L'entre-deux selon Daniel Sibony

Un vide qui fait lien
Daniel Sibony, mathématicien devenu psychanalyste, publie en 1991 Entre-deux : l'origine en partage. Sa thèse tient en une inversion. Nous traitons habituellement l'entre-deux comme un intervalle à franchir, un vide entre deux termes pleins. Sibony propose l'inverse : c'est l'intervalle qui produit les deux termes. Deux langues, deux pays, deux parents, deux époques n'existent comme distincts que parce qu'un écart les sépare, et cet écart est aussi ce qui les tient ensemble. L'entre-deux n'est donc pas une absence de lien mais une forme de lien.
L'origine en partage
Le sous-titre indique la portée clinique du propos. Sibony travaille sur les situations où l'origine est double ou incertaine : enfants de couples mixtes, exilés, personnes prises entre deux appartenances religieuses ou linguistiques. Il refuse les deux issues habituelles, qui consistent soit à choisir un camp, soit à additionner les deux en une synthèse confortable. Il décrit une troisième position, plus exigeante : tenir l'écart sans le résorber, accepter que l'origine soit partagée et donc jamais entièrement possédée. C'est une manière de sortir de l'injonction à se définir.
Des exemples qui débordent la clinique
Sibony applique la même grille à des objets très divers : le rapport entre les sexes, la relation entre un texte et son interprétation, les conflits du Proche-Orient dont il est lui-même issu, né à Marrakech. Cette extension est ce qu'on lui reproche parfois, et c'est aussi ce qui fait la fécondité du livre. Le lecteur y trouve moins une théorie close qu'un outil de lecture applicable à toute situation où deux termes se définissent l'un par l'autre sans pouvoir se rejoindre ni se séparer complètement.
Une écriture qui pratique ce qu'elle décrit
Une remarque de lecture s'impose.
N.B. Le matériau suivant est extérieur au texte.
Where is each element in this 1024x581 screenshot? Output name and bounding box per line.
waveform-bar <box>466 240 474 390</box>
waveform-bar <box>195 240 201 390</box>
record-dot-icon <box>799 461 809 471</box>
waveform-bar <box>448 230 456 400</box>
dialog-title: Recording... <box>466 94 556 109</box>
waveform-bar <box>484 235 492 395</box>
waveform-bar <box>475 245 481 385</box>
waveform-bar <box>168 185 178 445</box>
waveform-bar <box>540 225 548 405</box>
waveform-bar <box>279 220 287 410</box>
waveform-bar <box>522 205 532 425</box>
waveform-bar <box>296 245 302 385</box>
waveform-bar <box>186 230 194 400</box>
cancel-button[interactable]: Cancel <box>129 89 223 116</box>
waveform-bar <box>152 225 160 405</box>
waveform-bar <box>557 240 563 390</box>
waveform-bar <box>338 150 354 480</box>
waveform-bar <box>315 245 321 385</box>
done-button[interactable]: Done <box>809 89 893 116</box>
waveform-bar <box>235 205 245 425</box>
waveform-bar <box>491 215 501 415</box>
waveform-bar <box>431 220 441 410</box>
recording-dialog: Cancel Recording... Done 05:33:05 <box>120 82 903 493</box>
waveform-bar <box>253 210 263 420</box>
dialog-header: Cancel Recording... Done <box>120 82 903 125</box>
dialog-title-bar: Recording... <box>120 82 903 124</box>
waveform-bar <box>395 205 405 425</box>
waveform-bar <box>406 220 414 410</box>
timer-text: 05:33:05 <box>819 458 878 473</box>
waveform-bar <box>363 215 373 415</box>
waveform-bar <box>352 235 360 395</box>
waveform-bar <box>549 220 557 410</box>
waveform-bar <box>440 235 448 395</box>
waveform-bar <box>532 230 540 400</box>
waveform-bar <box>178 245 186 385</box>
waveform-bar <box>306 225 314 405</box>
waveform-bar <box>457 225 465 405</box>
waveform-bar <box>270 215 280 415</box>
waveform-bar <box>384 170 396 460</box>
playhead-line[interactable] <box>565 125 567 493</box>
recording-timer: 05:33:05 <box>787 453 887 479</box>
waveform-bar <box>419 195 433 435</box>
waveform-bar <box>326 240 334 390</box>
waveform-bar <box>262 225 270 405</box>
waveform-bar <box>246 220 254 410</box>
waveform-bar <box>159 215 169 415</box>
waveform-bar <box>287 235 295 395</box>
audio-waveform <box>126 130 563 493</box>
Le style de Sibony procède par déplacements successifs, reprises et coupures, plutôt que par démonstration linéaire. Beaucoup de lecteurs le trouvent difficile pour cette raison. L'auteur assume ce choix : il estime qu'une pensée de l'écart ne peut pas s'exposer dans une forme qui, elle, referme tout. On peut juger l'argument commode, mais il éclaire la manière de lire le livre. Mieux vaut y entrer par les chapitres qui correspondent à une situation connue, plutôt que par les pages théoriques du début.
Ce que la notion permet d'éviter
L'apport le plus concret est négatif. Il permet d'éviter deux erreurs symétriques dans la façon de traiter les situations mixtes. La première est l'assignation, qui somme la personne de dire ce qu'elle est vraiment. La seconde est l'irénisme du métissage heureux, qui gomme le conflit réel entre les deux origines. Sibony maintient les deux termes : il y a bien tension, et cette tension n'est pas une pathologie à corriger. C'est une position tenable, à condition d'être nommée.